Once opened, the eels each scooped up the bags and turned to swim back to the witch. They weren’t able to swim an inch, however, before the heavy lid tipped forward and closed on both of their tails. Flotsam and Jetsam hissed in pain and dropped the bags in the process. Having heard the disturbance, the Sea Witch turned towards the injured henchmen.
“Quickly, you fools,” she hissed but all the same used a tentacle to lift the lid. The henchmen slid forward and reclaimed the fallen ingredients, ignoring the slight stinging in their tails.
Upon arriving at the cauldron, they passed the small bags to Ursula, who proceeded to toss them in without a second glance.

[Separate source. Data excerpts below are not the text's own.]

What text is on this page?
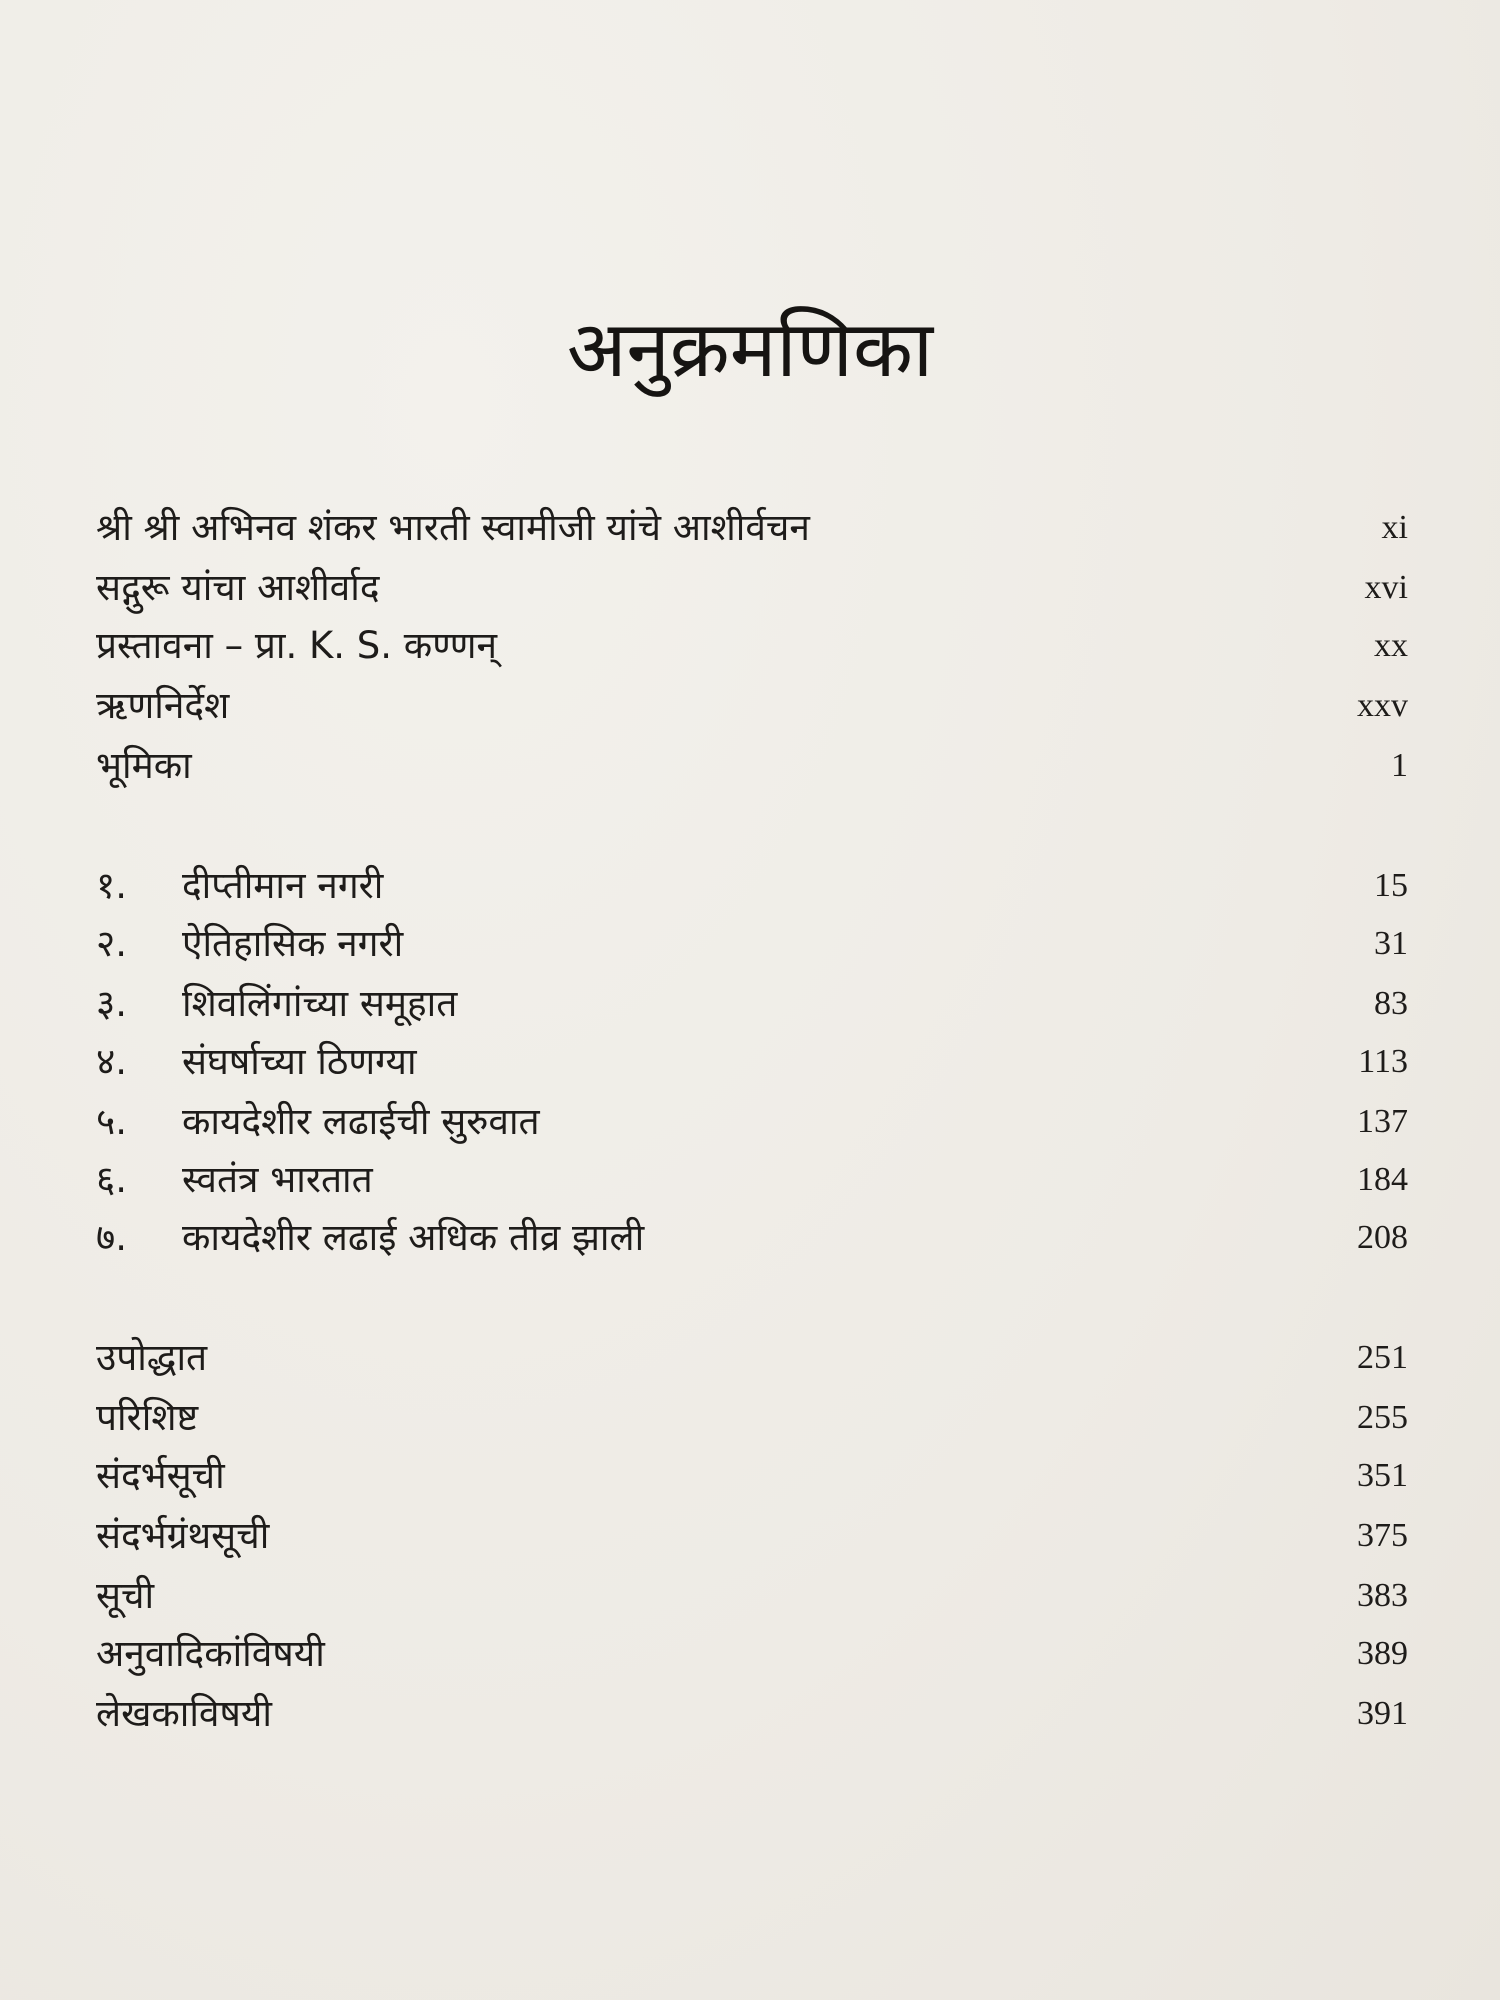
अनुक्रमणिका
श्री श्री अभिनव शंकर भारती स्वामीजी यांचे आशीर्वचन	xi
सद्गुरू यांचा आशीर्वाद	xvi
प्रस्तावना – प्रा. K. S. कण्णन्	xx
ऋणनिर्देश	xxv
भूमिका	1
१. दीप्तीमान नगरी	15
२. ऐतिहासिक नगरी	31
३. शिवलिंगांच्या समूहात	83
४. संघर्षाच्या ठिणग्या	113
५. कायदेशीर लढाईची सुरुवात	137
६. स्वतंत्र भारतात	184
७. कायदेशीर लढाई अधिक तीव्र झाली	208
उपोद्धात	251
परिशिष्ट	255
संदर्भसूची	351
संदर्भग्रंथसूची	375
सूची	383
अनुवादिकांविषयी	389
लेखकाविषयी	391
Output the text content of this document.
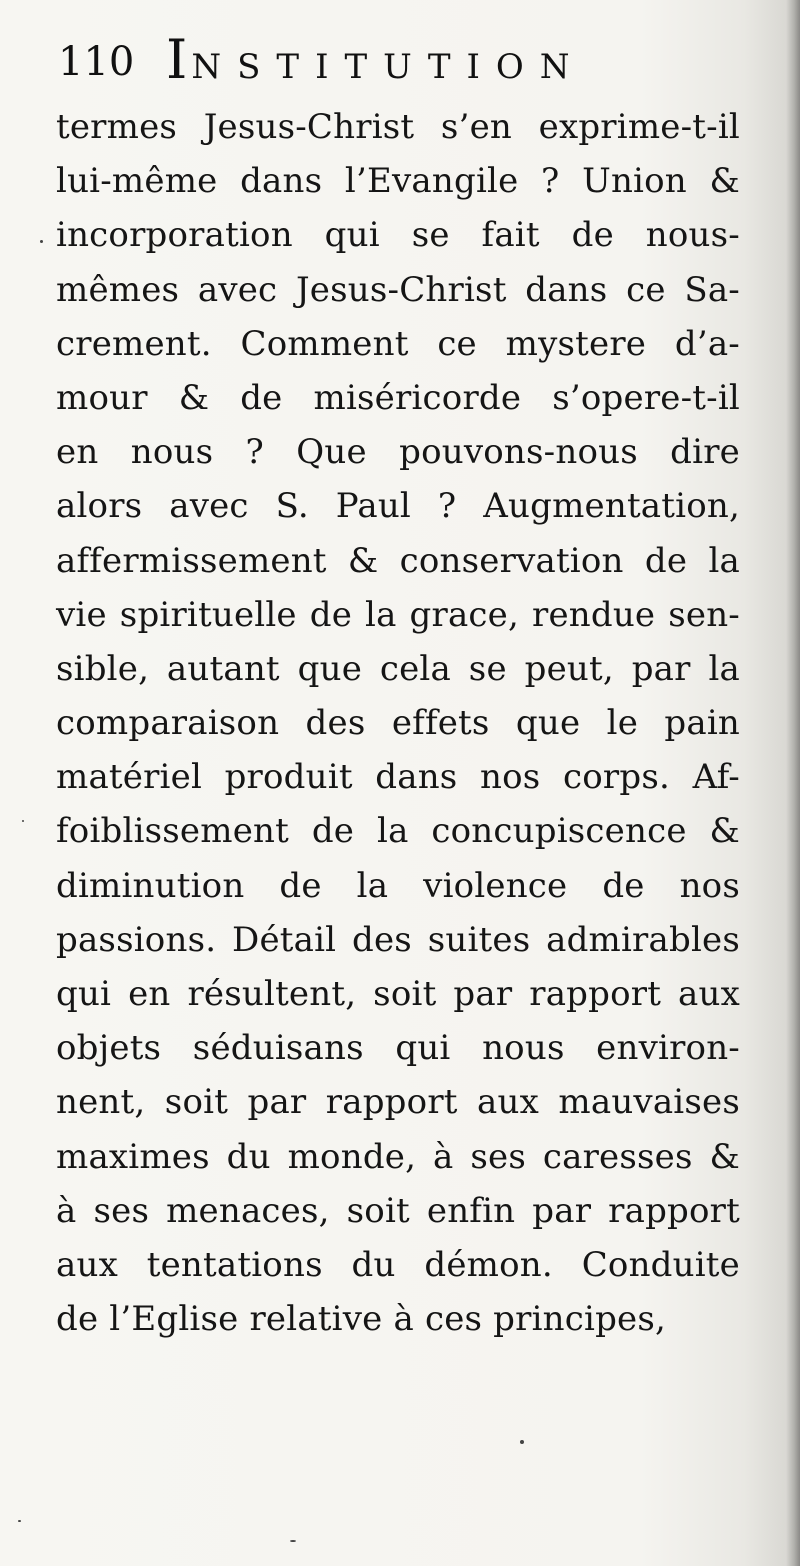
110 INSTITUTION
termes Jesus-Christ s’en exprime-t-il
lui-même dans l’Evangile ? Union &
incorporation qui se fait de nous-
mêmes avec Jesus-Christ dans ce Sa-
crement. Comment ce mystere d’a-
mour & de miséricorde s’opere-t-il
en nous ? Que pouvons-nous dire
alors avec S. Paul ? Augmentation,
affermissement & conservation de la
vie spirituelle de la grace, rendue sen-
sible, autant que cela se peut, par la
comparaison des effets que le pain
matériel produit dans nos corps. Af-
foiblissement de la concupiscence &
diminution de la violence de nos
passions. Détail des suites admirables
qui en résultent, soit par rapport aux
objets séduisans qui nous environ-
nent, soit par rapport aux mauvaises
maximes du monde, à ses caresses &
à ses menaces, soit enfin par rapport
aux tentations du démon. Conduite
de l’Eglise relative à ces principes,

In her haste, the Sea Witch failed to catch three rather minor, yet rather important details. Had she realized what she had just done, the events that followed would not have taken place. Perhaps she would have halted the spell if she saw the tiny specks of blood that stained the corners of two of the bags. Maybe, if she had taken a second look, she would have seen the strand of gray hair that clung to the edge of yet another. These mistakes however, went unobserved by the anxious witch and her eels. And so, after a chant that caused the cauldron to glow and the waving of hands, the spell was cast. A mighty current swept through the lair, spinning faster with each passing moment. Ursula stared at her work with a malicious glimmer in her eye. She began to cackle, so sure that at last she would exact her revenge. The spell’s effects began to intensify to a troubling level. The witch didn’t notice in her state of blinding euphoria. It continued to build until most of the lair was barely visible and the eels had to swim a bit to the side in order remain stationary. While their mistress didn’t realize it, it soon became obvious to them that something wasn’t quite right.
In fact, something was very, very wrong.
A moment later, their suspicions were proven correct as all three in the room fell unconscious.